This still fixes my benchmark. However, it also has the side effect of increasing the warmup time of benchmarks.

Any ideas of what that could be? I presume its something in Graal’s optimizer.

Thanks
Stefan

On 14 Jul 2014, at 14:35, Stefan Marr <java at stefan-marr.de> wrote:

> Hi:
> 
> Turns out, my issue from a month ago wasn’t actually related to the reflective aspects at all and the specializations I put in place to optimize them worked perfectly.
> 
> Instead, the problem turned out to be one that can be solved with loop peeling.
> 
> It seems, for some reason that is not entirely clear to me, the first iteration of the loop is different and that seems to be somehow related to reading an object field.
> Either way, the micro benchmark benefits from an explicitly peeled first loop iteration implemented in the specialization node.
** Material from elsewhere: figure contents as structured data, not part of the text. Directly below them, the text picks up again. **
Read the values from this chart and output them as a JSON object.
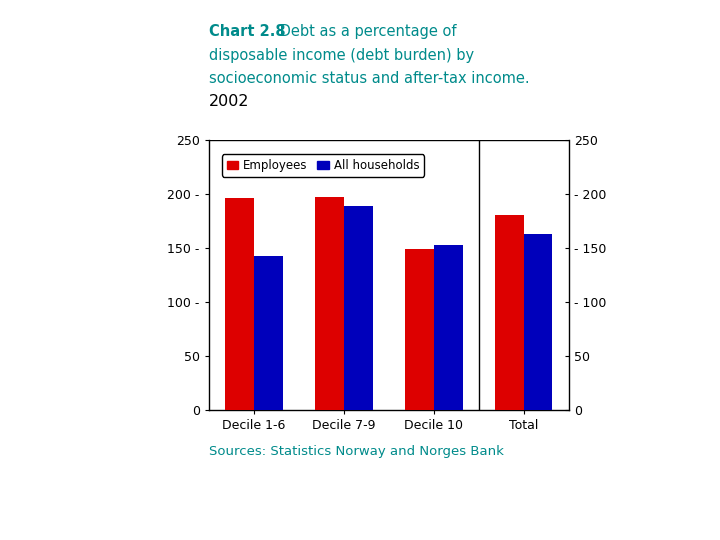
{
  "title_bold": "Chart 2.8",
  "title_rest_line1": " Debt as a percentage of",
  "title_line2": "disposable income (debt burden) by",
  "title_line3": "socioeconomic status and after-tax income.",
  "title_line4": "2002",
  "title_color": "#008B8B",
  "title_fontsize": 10.5,
  "categories": [
    "Decile 1-6",
    "Decile 7-9",
    "Decile 10",
    "Total"
  ],
  "employees": [
    197,
    198,
    149,
    181
  ],
  "all_households": [
    143,
    189,
    153,
    163
  ],
  "bar_color_employees": "#dd0000",
  "bar_color_households": "#0000bb",
  "ylim": [
    0,
    250
  ],
  "yticks": [
    0,
    50,
    100,
    150,
    200,
    250
  ],
  "legend_employees": "Employees",
  "legend_households": "All households",
  "source_text": "Sources: Statistics Norway and Norges Bank",
  "source_color": "#008B8B",
  "source_fontsize": 9.5,
  "background_color": "#ffffff",
  "bar_width": 0.32
}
That means, I use two DirectCallNodes for the loop body, one for the first iteration, and the second one for the other iterations [1].
> 
> Unfortunately, this form of loop peeling is not generally a win.
> Kalibera et al report that it is useful in R for loops [2].
> However, on my benchmark collection, I see that it reduces performance on average.
> 
> So, I was wondering what your experience with loop peeling on the level of the guest language is.
> Are there perhaps some heuristics that would help to decide whether to use it or not?
> 
> Thanks
> Stefan
> 
> 
> [1] https://github.com/SOM-st/TruffleSOM/blob/master/src/som/interpreter/nodes/specialized/IntToDoMessageNode.java#L58
> [2] http://dl.acm.org/citation.cfm?doid=2576195.2576205
> 
> 
> On 09 Jun 2014, at 22:06, Stefan Marr <java at stefan-marr.de> wrote:
> 
>> Hi:
>> 
>> I am running into a strange issue when optimizing some reflective operations.
>> Don’t think it is related to the operations themselves, but rather the way the optimizations/Graal works.
>> 
>> If benchmarked separately, I see, as desired, the same performance results for direct and reflective operations.
>> So, I assume that my specializations are sufficient to please the optimizer.
>> Concretely, that is reflective method invocation via Smalltalk’s #perform: as well as intercepting undefined methods with #doesNotUnderstand:.
>> 
>> However, if both reflective mechanisms are used in combination to implement something like dynamic proxies, runtime nearly doubles compared to what I would expect.
>> 
>> I have been experimenting with the various thresholds in TruffleCompilerOptions, but without any luck.
>> Since the benchmarks are still microbenchmarks, I don’t think I am really hitting any of those anyway.
>> The fully inlined tree has something like 220 nodes. That’s the number I see in the error output after setting TruffleGraphMaxNodes to a very small number. And, that’s just about 20 more than what I get reported for the non-reflective, i.e., direct benchmark.
>> 
>> What would be a good approach to figure out what’s going wrong here?
>> 
>> Thanks
>> Stefan
>> 
>> To reporduce:
>> 
>> git clone --recursive https://github.com/SOM-st/TruffleSOM.git
>> ant jar
>> ant test
>> ./graal.sh -cp Smalltalk:Examples/Benchmarks/DoesNotUnderstand Examples/Benchmarks/BenchmarkHarness.som DirectAdd 20 0 1000
>> ./graal.sh -cp Smalltalk:Examples/Benchmarks/DoesNotUnderstand Examples/Benchmarks/BenchmarkHarness.som ProxyAdd 20 0 1000
>> 
>> -- 
>> Stefan Marr
>> INRIA Lille - Nord Europe
>> http://stefan-marr.de/research/
>> 
>> 
>> 
> 
> -- 
> Stefan Marr
> INRIA Lille - Nord Europe
> http://stefan-marr.de/research/
> 
> 
> 

-- 
Stefan Marr
INRIA Lille - Nord Europe
http://stefan-marr.de/research/